La première consiste à observer que tout va mal, à considérer l’amour comme une illusion thermodynamique, un simple frottement d’épidermes, et à conclure que l’humanité s’enfonce lentement dans une fatigue sans remède. Dans ce registre, Michel Houellebecq s’impose avec la régularité d’un bulletin météo qui annoncerait la pluie pour l’éternité. Avec Combat toujours perdant, il ne surprend pas, puisqu’il reconduit fidèlement ses thèmes, la dépression demeure intacte et le désenchantement reste parfaitement réglé, ce qui finit presque par rassurer, tant la constance du pessimisme a quelque chose de familier.
La seconde consiste à penser que, malgré les drames, les ruptures et les comas, quelque chose comme la tendresse peut encore circuler entre les êtres humains – parfois même avec une petite musique de fond. David Foenkinos excelle dans cet art délicat de ne pas désespérer tout à fait. Dans Tout le monde aime Clara, il nous rappelle que la vie est dure, certes, mais qu’elle peut aussi être accompagnée d’un plaid.
D’un côté, un homme qui semble écrire après la fin du monde.
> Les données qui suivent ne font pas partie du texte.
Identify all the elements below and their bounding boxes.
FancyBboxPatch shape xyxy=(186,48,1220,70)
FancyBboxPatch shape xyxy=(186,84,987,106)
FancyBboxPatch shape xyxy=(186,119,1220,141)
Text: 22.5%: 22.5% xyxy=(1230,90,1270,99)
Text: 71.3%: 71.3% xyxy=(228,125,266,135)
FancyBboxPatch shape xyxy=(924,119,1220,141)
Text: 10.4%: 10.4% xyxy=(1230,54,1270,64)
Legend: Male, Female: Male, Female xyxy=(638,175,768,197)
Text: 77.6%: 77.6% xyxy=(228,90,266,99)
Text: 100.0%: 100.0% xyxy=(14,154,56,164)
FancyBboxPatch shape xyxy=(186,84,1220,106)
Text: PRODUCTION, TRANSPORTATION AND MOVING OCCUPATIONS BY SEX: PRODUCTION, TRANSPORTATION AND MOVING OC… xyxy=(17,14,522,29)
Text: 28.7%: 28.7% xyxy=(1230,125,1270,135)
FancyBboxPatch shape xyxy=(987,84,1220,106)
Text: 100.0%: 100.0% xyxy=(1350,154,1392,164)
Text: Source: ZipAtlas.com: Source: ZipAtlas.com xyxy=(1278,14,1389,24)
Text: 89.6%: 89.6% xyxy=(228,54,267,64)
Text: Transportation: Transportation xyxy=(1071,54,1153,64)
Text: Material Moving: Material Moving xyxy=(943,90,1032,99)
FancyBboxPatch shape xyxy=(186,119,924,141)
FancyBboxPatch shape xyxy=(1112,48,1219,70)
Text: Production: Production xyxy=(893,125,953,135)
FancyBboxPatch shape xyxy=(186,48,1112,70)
De l’autre, un homme qui écrit comme si le monde, finalement, méritait encore un café.
Houellebecq dissèque. Foenkinos recoud. L’un te regarde tomber. L’autre t’aide à te relever – doucement, sans faire de bruit. Le premier te laisse avec une vérité désagréable : rien ne va s’arranger. Le second te glisse une hypothèse aimable : peut-être que si.
Et le plus étonnant, c’est que les deux ont raison – chacun à leur heure. Car il faut bien l’admettre : on ne lit pas Houellebecq pour aller mieux, et on ne lit pas Foenkinos pour aller plus mal.
On lit l’un pour comprendre pourquoi on est triste, et l’autre pour oublier qu’on l’est.